"Is anyone among you sick? Let them call the elders of the church to pray over them and anoint them with oil in the name of the Lord. And the prayer offered in faith will make the sick person well; the Lord will raise them up. If they have sinned, they will be forgiven. Therefore confess your sins to each other and pray for each other so that you may be healed. The prayer of a righteous person is powerful and effective."
(James 5: 14-16)
Tonight the pastors and elders of our church came over. Piper was anointed with oil and then the group of men laid hands on her little self and prayed.
Big prayers for miracles.
Big prayers for our marriage and family.
Big prayers for peace and faithfulness.
It was such an immeasurable blessing to us.
Chad and I are still not accustomed to the overflow of love that this church has bestowed upon us. Not in any way to pat them on the back but rather to thank the throes of men and women who see loving as a reality and not just a sermon.
Within this group of eight men standing in my living room, two of them are childhood cancer survivors and one of them is currently walking through his sons lymphoma diagnosis. The men that have been through this, get it. The rest of them are still faithfully bringing our family's name to their mouths each day in hopes that a cure will happen.
I don't know how prayer works. I do know that God is not a genie and that He will not necessarily cure my Piper if I only believe it enough. But He is capable and He will cure my Piper if that is His plan...my only job is to trust that the amount of love that He has for her vastly outweighs my own. Gods goodness is not reliant on how much I like or trust His plan.

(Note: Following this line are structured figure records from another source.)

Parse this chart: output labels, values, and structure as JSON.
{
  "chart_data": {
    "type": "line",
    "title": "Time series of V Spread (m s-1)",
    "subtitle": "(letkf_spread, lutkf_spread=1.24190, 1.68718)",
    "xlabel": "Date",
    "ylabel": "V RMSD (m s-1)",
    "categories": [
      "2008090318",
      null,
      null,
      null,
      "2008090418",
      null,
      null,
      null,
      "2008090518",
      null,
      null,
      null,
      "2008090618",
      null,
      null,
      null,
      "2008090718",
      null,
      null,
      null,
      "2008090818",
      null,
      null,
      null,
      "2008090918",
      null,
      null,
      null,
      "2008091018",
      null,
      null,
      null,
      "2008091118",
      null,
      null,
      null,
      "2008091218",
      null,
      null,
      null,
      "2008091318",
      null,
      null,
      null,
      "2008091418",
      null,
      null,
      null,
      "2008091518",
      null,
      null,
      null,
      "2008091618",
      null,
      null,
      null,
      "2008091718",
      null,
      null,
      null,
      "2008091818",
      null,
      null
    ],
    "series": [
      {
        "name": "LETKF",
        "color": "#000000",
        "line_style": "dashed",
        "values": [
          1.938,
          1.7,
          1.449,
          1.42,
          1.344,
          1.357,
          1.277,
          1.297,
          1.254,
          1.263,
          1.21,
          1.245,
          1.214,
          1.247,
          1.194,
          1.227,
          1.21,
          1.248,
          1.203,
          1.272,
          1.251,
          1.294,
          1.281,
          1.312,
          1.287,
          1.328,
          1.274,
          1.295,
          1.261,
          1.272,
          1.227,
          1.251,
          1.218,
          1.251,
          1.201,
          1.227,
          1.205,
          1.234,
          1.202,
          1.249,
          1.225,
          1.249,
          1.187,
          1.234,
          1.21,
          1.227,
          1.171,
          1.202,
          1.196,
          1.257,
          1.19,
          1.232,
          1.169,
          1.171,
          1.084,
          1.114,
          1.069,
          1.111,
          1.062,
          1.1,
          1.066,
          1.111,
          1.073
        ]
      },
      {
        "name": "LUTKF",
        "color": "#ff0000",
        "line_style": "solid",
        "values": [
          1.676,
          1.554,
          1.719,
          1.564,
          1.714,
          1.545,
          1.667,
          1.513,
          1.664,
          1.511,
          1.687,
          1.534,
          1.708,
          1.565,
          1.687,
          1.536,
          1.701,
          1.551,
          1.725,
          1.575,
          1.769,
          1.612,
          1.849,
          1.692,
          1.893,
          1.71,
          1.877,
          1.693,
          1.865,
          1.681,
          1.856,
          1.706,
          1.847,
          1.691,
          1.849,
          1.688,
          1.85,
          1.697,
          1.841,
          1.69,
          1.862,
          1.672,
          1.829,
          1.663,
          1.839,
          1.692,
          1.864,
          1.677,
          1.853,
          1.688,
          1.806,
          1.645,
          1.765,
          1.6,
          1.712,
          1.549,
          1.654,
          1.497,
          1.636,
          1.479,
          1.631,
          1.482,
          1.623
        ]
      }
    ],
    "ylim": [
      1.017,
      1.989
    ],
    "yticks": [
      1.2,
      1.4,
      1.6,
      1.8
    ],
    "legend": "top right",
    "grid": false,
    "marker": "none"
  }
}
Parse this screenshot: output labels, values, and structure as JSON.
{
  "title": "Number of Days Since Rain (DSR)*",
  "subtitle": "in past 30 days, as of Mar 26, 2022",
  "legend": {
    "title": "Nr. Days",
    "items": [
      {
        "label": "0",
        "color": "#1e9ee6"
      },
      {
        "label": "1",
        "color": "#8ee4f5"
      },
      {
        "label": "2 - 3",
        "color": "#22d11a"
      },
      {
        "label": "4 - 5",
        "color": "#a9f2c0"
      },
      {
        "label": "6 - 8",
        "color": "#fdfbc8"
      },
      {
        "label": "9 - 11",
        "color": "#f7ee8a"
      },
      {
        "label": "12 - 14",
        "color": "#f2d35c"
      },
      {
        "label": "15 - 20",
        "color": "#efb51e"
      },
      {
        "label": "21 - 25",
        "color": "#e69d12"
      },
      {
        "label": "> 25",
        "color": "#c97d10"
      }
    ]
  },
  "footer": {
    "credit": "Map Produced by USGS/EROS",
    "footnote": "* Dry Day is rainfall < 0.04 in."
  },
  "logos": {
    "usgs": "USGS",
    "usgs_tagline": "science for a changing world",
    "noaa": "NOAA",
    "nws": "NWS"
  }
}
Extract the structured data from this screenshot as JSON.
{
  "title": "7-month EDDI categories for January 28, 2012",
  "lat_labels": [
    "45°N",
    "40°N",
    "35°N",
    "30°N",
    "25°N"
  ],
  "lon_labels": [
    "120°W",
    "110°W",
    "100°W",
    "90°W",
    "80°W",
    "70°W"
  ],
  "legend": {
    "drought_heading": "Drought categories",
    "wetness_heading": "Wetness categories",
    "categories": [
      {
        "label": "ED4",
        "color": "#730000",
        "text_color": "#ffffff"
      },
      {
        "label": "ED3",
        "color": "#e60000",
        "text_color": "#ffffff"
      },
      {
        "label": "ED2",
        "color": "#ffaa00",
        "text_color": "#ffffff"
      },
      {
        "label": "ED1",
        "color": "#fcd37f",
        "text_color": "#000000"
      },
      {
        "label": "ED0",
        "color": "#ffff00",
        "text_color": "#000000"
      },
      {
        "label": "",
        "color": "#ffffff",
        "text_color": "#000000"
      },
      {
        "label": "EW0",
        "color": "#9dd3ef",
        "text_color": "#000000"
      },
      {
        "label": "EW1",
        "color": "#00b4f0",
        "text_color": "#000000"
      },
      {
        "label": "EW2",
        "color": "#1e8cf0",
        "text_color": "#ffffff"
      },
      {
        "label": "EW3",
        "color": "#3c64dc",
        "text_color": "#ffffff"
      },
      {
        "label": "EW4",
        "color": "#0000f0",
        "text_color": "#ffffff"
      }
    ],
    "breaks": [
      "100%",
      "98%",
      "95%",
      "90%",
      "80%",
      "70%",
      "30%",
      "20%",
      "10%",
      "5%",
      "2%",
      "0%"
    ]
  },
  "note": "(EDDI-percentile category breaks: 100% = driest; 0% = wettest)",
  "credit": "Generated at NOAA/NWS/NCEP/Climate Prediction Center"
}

And I do trust that because when life becomes so very hard and its uncontrollable and uncomfortable and unexplainable what else do I have? If I loose the trust in God that I have then I am left with no fathomable hope, but still all the uncontrollable,uncomfortable and the unexplainable that so can rattle someone.
No thanks. I cling to hope. And I thank God for good men who step up and put to action what is preached on Sunday morning...it soothed our souls tonight.